At the beginning of 2018, bitcoin was traded for about $13,500 after reaching an all-time high of $19,783.06 in December of 2017. After that, bitcoin’s price fell to about three-quarters of its peak value — and this cause other digital currencies to follow the trend. Ethereum, for example, fell from an early-year high of $1,300 to $91 as of Dec. 17, 2018.

Investor interest in digital currencies has dropped in recent months. Many early investors who were eager to make gains from the ‘cryptocurrency craze’ have since moved on to other ventures, leaving a smaller group of stalwart HODL-ers behind. (HODL – means HOLD (hold you crypto; don’t sell) is a common word used by the crypto community, which was actually a spelling mistake of one of the early adopters)

But there are still reasons to be optimistic. By some measures, institutional interest in digital currencies has actually increased over 2018. At the beginning of 2018, the question was how high these coins could get. Now, looking into 2019, the better question might be how this space will adapt in order to survive.

Institutional Investors Get in the Game

Although trade figures for individual investors are down in many cases, institutions are climbing on board in a significant way for the first time.

Institutional investors allow for significantly larger trading volumes than most individual investors, meaning that even if there are fewer trading partners transacting in the digital currency space, the industry can still sustain itself.

Bloomberg reported in October that institutional investors have replaced high net-worth individuals as the biggest buyers of cryptocurrency transactions worth over $100,000.

According to Bloomberg, traditional investors and buyers such as hedge funds have become more involved in the cryptocurrency market through private transactions. Bloomberg also notes that miners — the biggest sellers on the market — have begun scheduling regular coin sales instead of holding or offloading them during market rallies.

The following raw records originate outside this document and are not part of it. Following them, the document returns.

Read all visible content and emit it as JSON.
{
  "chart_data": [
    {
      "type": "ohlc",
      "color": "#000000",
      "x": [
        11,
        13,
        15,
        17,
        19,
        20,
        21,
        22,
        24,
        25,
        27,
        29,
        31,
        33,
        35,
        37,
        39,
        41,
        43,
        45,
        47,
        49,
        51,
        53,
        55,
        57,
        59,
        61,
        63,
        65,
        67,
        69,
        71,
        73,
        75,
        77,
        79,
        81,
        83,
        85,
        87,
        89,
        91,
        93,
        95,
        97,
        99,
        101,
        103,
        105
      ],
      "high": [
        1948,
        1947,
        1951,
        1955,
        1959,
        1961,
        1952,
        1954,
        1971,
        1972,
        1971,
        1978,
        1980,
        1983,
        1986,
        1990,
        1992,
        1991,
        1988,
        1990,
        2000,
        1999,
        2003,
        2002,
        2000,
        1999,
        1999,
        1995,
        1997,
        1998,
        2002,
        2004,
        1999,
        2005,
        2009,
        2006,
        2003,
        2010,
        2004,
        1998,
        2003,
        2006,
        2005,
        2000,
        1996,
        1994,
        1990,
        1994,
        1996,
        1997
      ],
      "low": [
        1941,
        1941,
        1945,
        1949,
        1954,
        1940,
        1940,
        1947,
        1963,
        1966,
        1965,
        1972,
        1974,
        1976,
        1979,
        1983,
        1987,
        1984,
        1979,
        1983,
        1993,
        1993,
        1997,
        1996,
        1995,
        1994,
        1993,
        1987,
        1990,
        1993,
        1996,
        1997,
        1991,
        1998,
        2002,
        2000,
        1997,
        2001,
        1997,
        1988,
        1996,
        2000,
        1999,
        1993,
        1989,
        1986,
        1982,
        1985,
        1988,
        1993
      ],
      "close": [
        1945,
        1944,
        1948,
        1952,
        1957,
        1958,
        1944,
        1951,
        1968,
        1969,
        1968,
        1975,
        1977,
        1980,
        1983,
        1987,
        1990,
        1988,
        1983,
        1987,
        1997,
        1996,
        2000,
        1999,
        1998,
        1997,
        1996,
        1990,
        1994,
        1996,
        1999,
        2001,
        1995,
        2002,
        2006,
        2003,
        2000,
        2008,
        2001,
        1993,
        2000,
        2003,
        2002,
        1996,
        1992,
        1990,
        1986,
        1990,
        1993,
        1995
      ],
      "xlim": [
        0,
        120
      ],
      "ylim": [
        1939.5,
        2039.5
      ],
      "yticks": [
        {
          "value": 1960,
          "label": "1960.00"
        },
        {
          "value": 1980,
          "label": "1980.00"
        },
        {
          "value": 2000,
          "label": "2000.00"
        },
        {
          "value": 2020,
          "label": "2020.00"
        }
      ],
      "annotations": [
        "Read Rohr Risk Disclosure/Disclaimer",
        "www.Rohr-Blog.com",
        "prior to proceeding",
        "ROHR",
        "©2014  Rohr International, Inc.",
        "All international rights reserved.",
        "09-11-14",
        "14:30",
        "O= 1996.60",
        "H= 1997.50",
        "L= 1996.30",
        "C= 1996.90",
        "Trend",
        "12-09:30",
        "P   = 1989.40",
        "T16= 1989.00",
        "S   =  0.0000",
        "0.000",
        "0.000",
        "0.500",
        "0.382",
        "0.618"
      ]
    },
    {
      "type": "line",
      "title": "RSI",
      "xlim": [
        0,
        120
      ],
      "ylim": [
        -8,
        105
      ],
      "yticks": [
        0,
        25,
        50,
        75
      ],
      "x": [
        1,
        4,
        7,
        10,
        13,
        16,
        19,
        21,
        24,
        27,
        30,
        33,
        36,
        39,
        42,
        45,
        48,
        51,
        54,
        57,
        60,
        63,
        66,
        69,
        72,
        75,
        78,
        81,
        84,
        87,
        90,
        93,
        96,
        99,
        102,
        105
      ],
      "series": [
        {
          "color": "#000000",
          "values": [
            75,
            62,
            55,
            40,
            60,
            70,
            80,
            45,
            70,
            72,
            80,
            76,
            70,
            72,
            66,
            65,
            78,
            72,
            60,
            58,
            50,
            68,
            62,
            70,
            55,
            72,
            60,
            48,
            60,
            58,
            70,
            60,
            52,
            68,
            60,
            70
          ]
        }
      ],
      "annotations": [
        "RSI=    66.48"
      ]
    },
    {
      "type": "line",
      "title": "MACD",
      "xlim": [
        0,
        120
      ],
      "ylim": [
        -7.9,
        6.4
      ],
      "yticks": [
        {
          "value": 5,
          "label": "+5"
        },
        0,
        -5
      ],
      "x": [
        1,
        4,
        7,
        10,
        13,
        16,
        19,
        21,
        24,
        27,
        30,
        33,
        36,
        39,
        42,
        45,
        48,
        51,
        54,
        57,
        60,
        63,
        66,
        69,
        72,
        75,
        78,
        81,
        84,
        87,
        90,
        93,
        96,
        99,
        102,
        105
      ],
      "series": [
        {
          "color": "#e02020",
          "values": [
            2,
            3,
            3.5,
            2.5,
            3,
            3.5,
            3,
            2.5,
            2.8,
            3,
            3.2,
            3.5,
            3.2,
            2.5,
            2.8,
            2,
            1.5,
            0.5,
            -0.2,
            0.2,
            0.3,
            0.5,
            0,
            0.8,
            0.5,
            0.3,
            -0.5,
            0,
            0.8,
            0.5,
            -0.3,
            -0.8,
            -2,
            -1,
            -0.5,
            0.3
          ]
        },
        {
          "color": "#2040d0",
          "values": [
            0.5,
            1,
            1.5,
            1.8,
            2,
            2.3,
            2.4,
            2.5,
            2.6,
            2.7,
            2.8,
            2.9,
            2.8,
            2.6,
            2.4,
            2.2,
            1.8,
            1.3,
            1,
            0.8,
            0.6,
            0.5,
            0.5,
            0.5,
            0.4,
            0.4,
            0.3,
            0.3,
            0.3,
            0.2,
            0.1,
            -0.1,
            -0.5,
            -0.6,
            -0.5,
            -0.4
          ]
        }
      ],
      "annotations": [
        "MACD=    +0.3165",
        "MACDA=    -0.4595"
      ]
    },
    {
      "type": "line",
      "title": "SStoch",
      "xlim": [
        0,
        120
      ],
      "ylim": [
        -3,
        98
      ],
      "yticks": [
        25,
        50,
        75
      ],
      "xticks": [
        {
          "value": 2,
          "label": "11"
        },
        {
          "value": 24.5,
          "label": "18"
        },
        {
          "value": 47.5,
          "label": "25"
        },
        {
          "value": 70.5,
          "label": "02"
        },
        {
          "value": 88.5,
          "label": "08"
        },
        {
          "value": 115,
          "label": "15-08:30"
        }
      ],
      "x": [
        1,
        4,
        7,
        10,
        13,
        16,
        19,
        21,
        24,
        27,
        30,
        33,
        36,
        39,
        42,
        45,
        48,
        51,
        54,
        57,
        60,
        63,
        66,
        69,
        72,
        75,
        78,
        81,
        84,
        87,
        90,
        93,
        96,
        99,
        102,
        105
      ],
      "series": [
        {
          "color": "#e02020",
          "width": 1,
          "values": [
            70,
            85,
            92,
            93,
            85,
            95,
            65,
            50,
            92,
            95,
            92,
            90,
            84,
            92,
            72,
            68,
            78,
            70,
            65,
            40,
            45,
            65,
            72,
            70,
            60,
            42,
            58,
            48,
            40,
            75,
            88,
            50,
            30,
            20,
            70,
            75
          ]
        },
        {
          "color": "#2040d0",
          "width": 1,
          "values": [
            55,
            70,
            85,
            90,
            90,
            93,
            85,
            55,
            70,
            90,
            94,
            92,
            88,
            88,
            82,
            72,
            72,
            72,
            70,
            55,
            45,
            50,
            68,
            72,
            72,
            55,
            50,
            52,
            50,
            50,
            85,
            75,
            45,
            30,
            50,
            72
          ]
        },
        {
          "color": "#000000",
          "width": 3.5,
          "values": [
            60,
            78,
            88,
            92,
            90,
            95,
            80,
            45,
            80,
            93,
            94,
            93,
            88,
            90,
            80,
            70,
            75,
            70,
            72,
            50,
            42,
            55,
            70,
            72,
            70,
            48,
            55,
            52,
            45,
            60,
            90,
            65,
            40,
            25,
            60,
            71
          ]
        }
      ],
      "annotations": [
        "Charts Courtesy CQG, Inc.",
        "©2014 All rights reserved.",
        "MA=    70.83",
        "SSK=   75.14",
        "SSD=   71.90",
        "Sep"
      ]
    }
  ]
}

There are several potential developments projected to take place in 2019 that could significantly impact institutional participation in the digital currency market. If crypto is floated on the Nasdaq or a similar exchange, for example, it will immediately get a boost in reputation — and likely, value.

The Elusive Bitcoin ETF

For years, crypto enthusiasts have pined for a digital currency ETF (exchange-traded funds) available to mainstream investors in the U.S. The U.S. Securities and Exchange Commission (SEC) has repeatedly rejected or delayed bitcoin ETF applications to be decided upon at a future date.

One of the most talked about funds, by provider VanEck, has seen its final approval decision pushed back to February 2019. Some analysts believe that the approval of a mainstream bitcoin ETF could provide a significant jolt to the digital currency world, opening up the industry to investors eager to participate without some of the risks associated with buying and selling tokens directly. As of now, though, the future of VanEck’s fund remains to be seen.

Stablecoins Take the Lead

Stablecoins are digital tokens that are pegged to a fiat currency that act as hedging mechanisms against the potential decline of underlying cryptocurrency collateral prices — and they may just be the industry’s best hope going into 2019.

Stablecoins may see growth next year for two reasons: one, a result of the long-term instability of non-centralized tokens; and two, the current leader in the stablecoin industry, Tether, is positioned to be dethroned. As one of the earliest stablecoins to reach the mainstream, tether has suffered a number of highly-publicized growing pains while the sub-industry developed. Other stablecoins have already entered the field, aiming to wrench away its dominance.

What Do We Know for Sure?

While it’s difficult to say which, if any, digital currencies will see dramatic price gains in 2019, we can say with confidence that cryptocurrency is not going away anytime soon.

Blockchain, the underlying technology behind many cryptocurrencies, has spread far outside of the digital currency industry and is likely to see new applications this year.

Read more on Blockchain technology used in non-cryptocurrency applications

Governments and regulators will continue to grapple with how to best facilitate and control digital tokens. It’s possible that the heyday of cryptocurrencies has come and gone, but we do know one thing for sure: cryptocurrencies were once positioned to change the entire financial system.